The primary site of radical oxygen damage is mitochondrial DNA (mtDNA). Every cell contains an enormous set of molecules called DNA which provide chemical instructions for a cell to function. This DNA is found in the nucleus of the cell, which serves as the "command center" of the cell, as well as in the mitochondria. The cell fixes much of the damage done to nuclear DNA. However, mitochondrial DNA (mtDNA) cannot be readily fixed. Therefore, extensive mtDNA damage accumulates over time and shuts down mitochondria, causing cells to die and the organism to age.4

Protection of mtDNA from radicals slows aging in laboratory animals. Some laboratories have produced fruit flies that live one-third longer than normal fruit flies. These labs genetically altered the fruit flies to produce more natural antioxidants. Antioxidants are molecules that eliminate radicals, so elevated levels of antioxidants prevent much of the mtDNA damage done by radicals.3 Other labs severely restricted the food intake of laboratory rats, causing a 50% increase in maximum lifespan compared to rats allowed to eat freely.2 The mitochondria of starved rats are not provided with enough material to function at full capacity. Therefore, the electron transport chains in mitochondria of the starved rats pass fewer electrons. With fewer electrons passed, fewer oxygen radicals are produced, so aging slows.

One main problem with the free radical theory is the failure of antioxidants administered as dietary supplements, like vitamins E and C, to significantly increase maximum lifespan.

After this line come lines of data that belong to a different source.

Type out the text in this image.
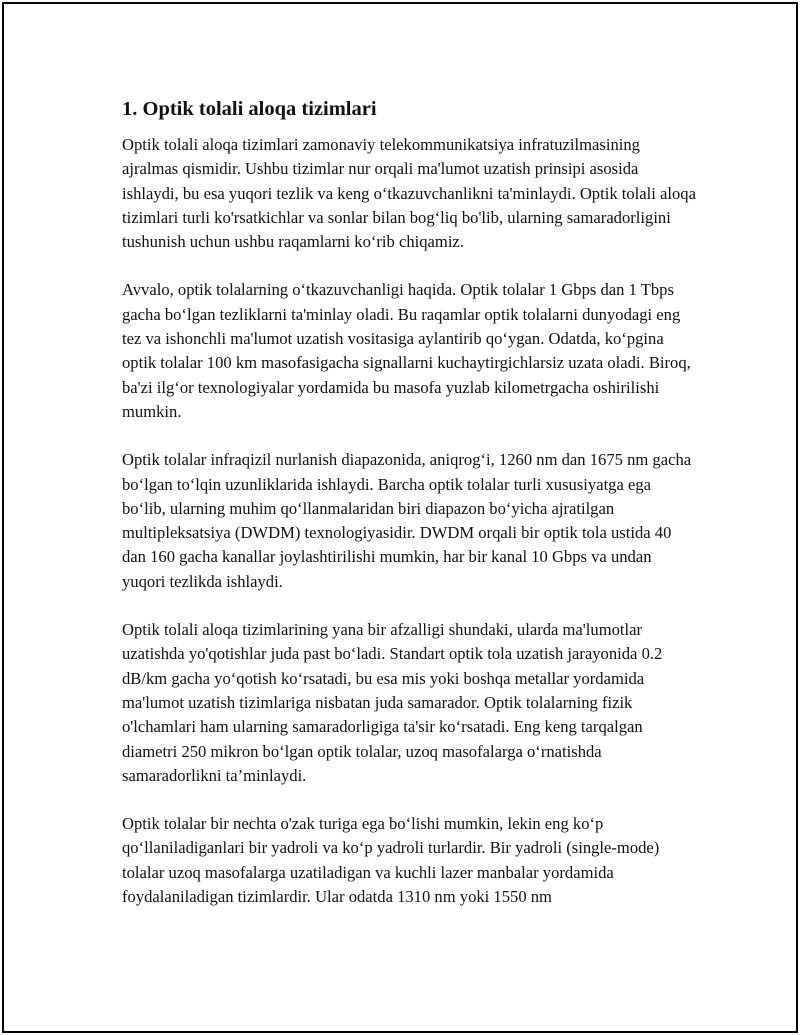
1. Optik tolali aloqa tizimlari

Optik tolali aloqa tizimlari zamonaviy telekommunikatsiya infratuzilmasining ajralmas qismidir. Ushbu tizimlar nur orqali ma'lumot uzatish prinsipi asosida ishlaydi, bu esa yuqori tezlik va keng o‘tkazuvchanlikni ta'minlaydi. Optik tolali aloqa tizimlari turli ko'rsatkichlar va sonlar bilan bog‘liq bo'lib, ularning samaradorligini tushunish uchun ushbu raqamlarni ko‘rib chiqamiz.

Avvalo, optik tolalarning o‘tkazuvchanligi haqida. Optik tolalar 1 Gbps dan 1 Tbps gacha bo‘lgan tezliklarni ta'minlay oladi. Bu raqamlar optik tolalarni dunyodagi eng tez va ishonchli ma'lumot uzatish vositasiga aylantirib qo‘ygan. Odatda, ko‘pgina optik tolalar 100 km masofasigacha signallarni kuchaytirgichlarsiz uzata oladi. Biroq, ba'zi ilg‘or texnologiyalar yordamida bu masofa yuzlab kilometrgacha oshirilishi mumkin.

Optik tolalar infraqizil nurlanish diapazonida, aniqrog‘i, 1260 nm dan 1675 nm gacha bo‘lgan to‘lqin uzunliklarida ishlaydi. Barcha optik tolalar turli xususiyatga ega bo‘lib, ularning muhim qo‘llanmalaridan biri diapazon bo‘yicha ajratilgan multipleksatsiya (DWDM) texnologiyasidir. DWDM orqali bir optik tola ustida 40 dan 160 gacha kanallar joylashtirilishi mumkin, har bir kanal 10 Gbps va undan yuqori tezlikda ishlaydi.

Optik tolali aloqa tizimlarining yana bir afzalligi shundaki, ularda ma'lumotlar uzatishda yo'qotishlar juda past bo‘ladi. Standart optik tola uzatish jarayonida 0.2 dB/km gacha yo‘qotish ko‘rsatadi, bu esa mis yoki boshqa metallar yordamida ma'lumot uzatish tizimlariga nisbatan juda samarador. Optik tolalarning fizik o'lchamlari ham ularning samaradorligiga ta'sir ko‘rsatadi. Eng keng tarqalgan diametri 250 mikron bo‘lgan optik tolalar, uzoq masofalarga o‘rnatishda samaradorlikni ta’minlaydi.

Optik tolalar bir nechta o'zak turiga ega bo‘lishi mumkin, lekin eng ko‘p qo‘llaniladiganlari bir yadroli va ko‘p yadroli turlardir. Bir yadroli (single-mode) tolalar uzoq masofalarga uzatiladigan va kuchli lazer manbalar yordamida foydalaniladigan tizimlardir. Ular odatda 1310 nm yoki 1550 nm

Proponents of the radical theory believe that dietary antioxidants, unlike natural antioxidants produced by cells, do not reach mitochondrial DNA, leaving this site susceptible to radical attack. Interestingly, even though supplemental antioxidants fail to increase maximum lifespan, they do increase the chances of living to the maximum lifespan. This may be due to antioxidant protection of other parts of the cell, like cellular proteins and membranes, from radical damage.2

The goal of all research on the free radical theory is to slow aging and increase maximum lifespan. The achievements so far are astounding; increasing the lifespan of fruit flies and rats is an impressive feat. Despite such success, no practical applications of the theory have been perfected. Genetic alteration is both controversial and difficult for humans. Starvation, while lengthening lifespan, is an unappealing alternative. Dietary antioxidants fail to increase maximum lifespan. However, the production of radicals and their role in aging is well understood. Further research may apply this knowledge in the development of a practical method to prevent or repair mtDNA radical damage.